You will be considered AWOL (Absent Without Leave). If you have not reported or been apprehended within 27 days, you will be considered a Deserter, a serious offense in peace time, even more serious in war time. An imprisonable offense either way.
If you are considering going AWOL, consider this:
- If you report, you will go to boot camp, serve six years and come home. You will have some good times, some not so good times, and you might meet that special someone you would have otherwise never had the opportunity to meet.
- If you go AWOL, you will live a life of hiding. You will spend the next 27 years trying to Dodge first AWOL Apprehension, then the FBI and US Marshall service. Likely as not, the feds will never get your case; AWOL Apprehension is that good. You will then be tossed in the brig, and you will want to consider protective custody because deserters are considered the lowest of the low. Once you receive your Court Marshall, you will be transferred to Leavenworth, where you will do what you are told when you are told how you are told. You will not receive enough food, you will be worked at hard labor (literally making little rocks out of big ones). You will not see your family often enough. You will live in a six foot by nine foot cell with at least one other person. While you are reading or trying to write a letter, or even trying to eat, your cell mate will be emptying his bowels two feet away.

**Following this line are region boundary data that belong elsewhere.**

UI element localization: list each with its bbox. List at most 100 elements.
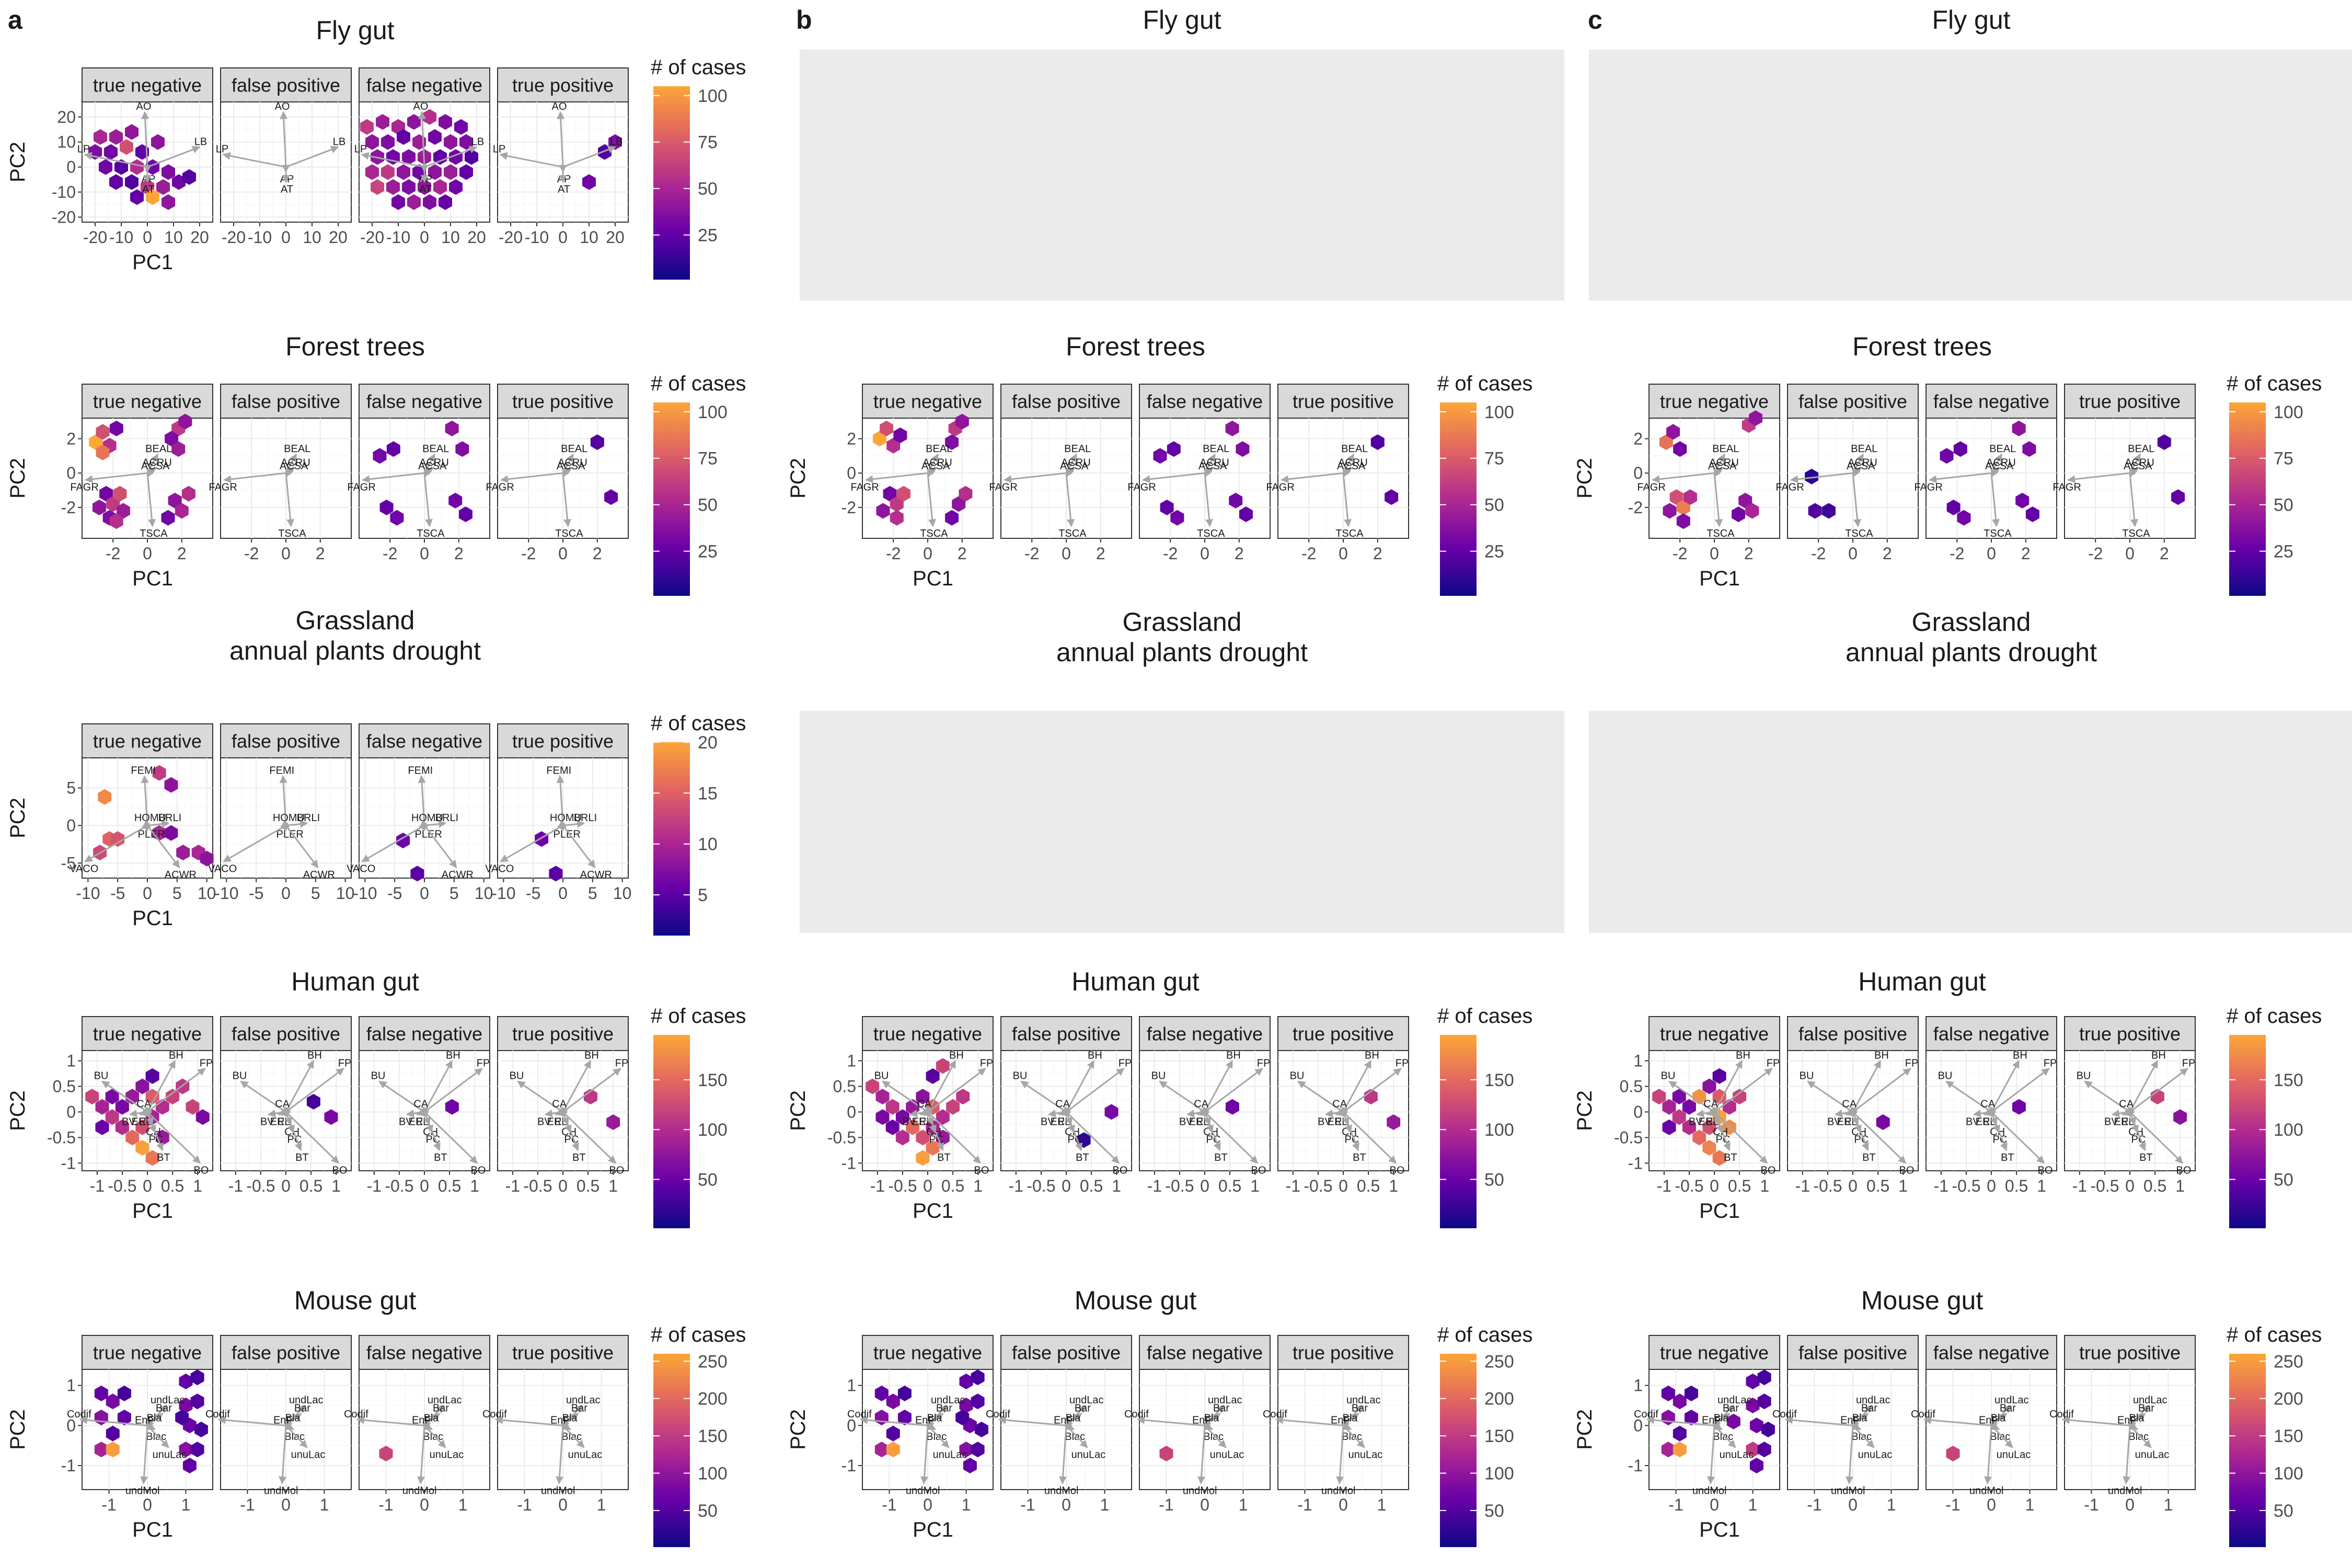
facet-strip-label: true negative bbox=[93, 391, 202, 412]
tick-label-x: 10 bbox=[580, 228, 598, 247]
hexbin-cell bbox=[975, 1422, 988, 1437]
loading-arrow bbox=[222, 152, 286, 168]
tick-label-x: 0 bbox=[420, 884, 429, 903]
loading-arrow bbox=[1159, 1080, 1205, 1113]
hexbin-cell bbox=[161, 510, 175, 526]
loading-label: Blac bbox=[1851, 1431, 1872, 1443]
loading-arrow bbox=[562, 1425, 585, 1448]
hexbin-cell bbox=[1153, 448, 1167, 464]
facet-strip-label: true positive bbox=[512, 731, 614, 752]
hexbin-cell bbox=[125, 1129, 140, 1146]
loading-arrow bbox=[1852, 1111, 1907, 1164]
tick-label-y: -1 bbox=[841, 1154, 856, 1172]
hexbin-cell bbox=[85, 1089, 99, 1105]
loading-label: ER bbox=[409, 1116, 423, 1127]
hexbin-cell bbox=[109, 513, 123, 529]
loading-arrow bbox=[423, 469, 432, 477]
facet-strip-label: false positive bbox=[1012, 1023, 1121, 1045]
legend-colorbar bbox=[1440, 1035, 1477, 1228]
loading-label: unuLac bbox=[1858, 1449, 1893, 1461]
loading-label: LP bbox=[216, 144, 228, 155]
loading-label: BV bbox=[537, 1116, 551, 1127]
loading-arrow bbox=[562, 146, 616, 168]
facet-strip-label: false negative bbox=[366, 75, 482, 96]
loading-label: BV bbox=[122, 1116, 136, 1127]
tick-label-x: 10 bbox=[613, 884, 632, 903]
loading-arrow bbox=[1281, 472, 1344, 483]
hexbin-cell bbox=[94, 1386, 108, 1401]
hexbin-cell bbox=[190, 1442, 204, 1458]
x-axis-title: PC1 bbox=[132, 567, 173, 590]
hexbin-cell bbox=[875, 1109, 890, 1125]
loading-arrow bbox=[1713, 1111, 1768, 1164]
loading-label: ACSA bbox=[1847, 460, 1875, 472]
loading-label: BH bbox=[1874, 1050, 1889, 1062]
tick-label-y: -5 bbox=[61, 854, 76, 872]
loading-label: Codif bbox=[1772, 1409, 1797, 1420]
hexbin-cell bbox=[376, 114, 389, 130]
loading-label: FAGR bbox=[2053, 481, 2081, 493]
x-axis-title: PC1 bbox=[132, 251, 173, 274]
tick-label-x: -0.5 bbox=[1027, 1177, 1055, 1195]
hexbin-cell bbox=[459, 164, 473, 180]
tick-label-y: 1 bbox=[847, 1052, 856, 1070]
legend-tick-label: 15 bbox=[698, 783, 718, 803]
hexbin-cell bbox=[590, 434, 604, 450]
hexbin-cell bbox=[1673, 1425, 1687, 1442]
loading-arrow bbox=[1204, 1068, 1263, 1113]
legend-colorbar bbox=[1440, 402, 1477, 596]
facet-strip bbox=[359, 723, 490, 758]
tick-label-x: 2 bbox=[1235, 544, 1244, 563]
hexbin-cell bbox=[92, 499, 106, 515]
loading-arrow bbox=[146, 1425, 169, 1448]
hexbin-cell bbox=[971, 1369, 985, 1386]
facet-strip-label: false positive bbox=[232, 75, 340, 96]
loading-label: unuLac bbox=[1997, 1449, 2031, 1461]
legend-tick-label: 50 bbox=[698, 179, 718, 199]
tick-label-y: 0 bbox=[847, 1102, 856, 1121]
tick-label-x: -2 bbox=[1950, 544, 1964, 563]
loading-label: BH bbox=[1736, 1050, 1750, 1062]
loading-label: LB bbox=[610, 136, 622, 147]
loading-label: BT bbox=[1862, 1152, 1876, 1163]
loading-arrow bbox=[1990, 1060, 2020, 1113]
legend-tick-label: 50 bbox=[1484, 1170, 1504, 1190]
loading-label: BV bbox=[260, 1116, 274, 1127]
loading-arrow bbox=[279, 1425, 287, 1484]
loading-label: BT bbox=[1353, 1152, 1366, 1163]
loading-label: Blac bbox=[284, 1431, 305, 1443]
facet-strip-label: true positive bbox=[512, 1342, 614, 1364]
tick-label-x: 1 bbox=[470, 1177, 479, 1195]
facet-strip bbox=[220, 1335, 352, 1370]
loading-arrow bbox=[146, 1060, 176, 1113]
hexbin-cell bbox=[1676, 513, 1690, 529]
tick-label-x: -10 bbox=[109, 228, 133, 247]
loading-arrow bbox=[84, 152, 148, 168]
hexbin-cell bbox=[135, 1119, 149, 1135]
hexbin-cell bbox=[146, 189, 159, 205]
hexbin-cell bbox=[1822, 503, 1836, 519]
hexbin-cell bbox=[165, 431, 178, 447]
facet-strip bbox=[82, 1335, 213, 1370]
facet-strip-label: false negative bbox=[366, 391, 482, 412]
loading-arrow bbox=[2129, 469, 2138, 477]
loading-label: ER bbox=[1837, 1116, 1852, 1127]
loading-label: VACO bbox=[485, 863, 514, 874]
hexbin-cell bbox=[1746, 1442, 1760, 1458]
tick-label-x: 0 bbox=[1062, 1495, 1071, 1514]
facet-strip-label: true negative bbox=[93, 1023, 202, 1045]
hexbin-cell bbox=[371, 179, 384, 195]
loading-label: AT bbox=[281, 183, 293, 195]
loading-label: ACSA bbox=[280, 460, 308, 472]
loading-label: ER bbox=[1699, 1116, 1713, 1127]
legend-tick-label: 100 bbox=[698, 1120, 728, 1140]
legend-tick-label: 150 bbox=[2274, 1070, 2303, 1090]
loading-label: BO bbox=[1113, 1165, 1128, 1176]
chart-title: Mouse gut bbox=[294, 1286, 417, 1315]
legend-title: # of cases bbox=[2227, 1005, 2322, 1028]
hexbin-cell bbox=[1661, 1386, 1675, 1401]
loading-label: Codif bbox=[1263, 1409, 1287, 1420]
loading-label: FAGR bbox=[1127, 481, 1156, 493]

This is not made up. This is intended to show you a true picture, to expose you to the facts, and let you decide.
If you go AWOL, you will be discharged, but not before you are brought up on charges and convicted. You will serve your time too before you ever get released. That time will be five times greater than the time you might serve for a standard enlistment.
True, you could lose your life in the service of your country. You may not even agree with the political reasons that got us into the wars, but we're there, and you volunteered--there is no draft, there is no compulsory service in the US. You may be scared, everyone gets scared. What you do with that fear is another matter.
I'll leave you with this. The fear you face on a battle field is pale in comparison to the fear you face behind the wire. On the battlefield you have a choice or many choices. Inside the choices are made for you. Take it from someone who has been in both.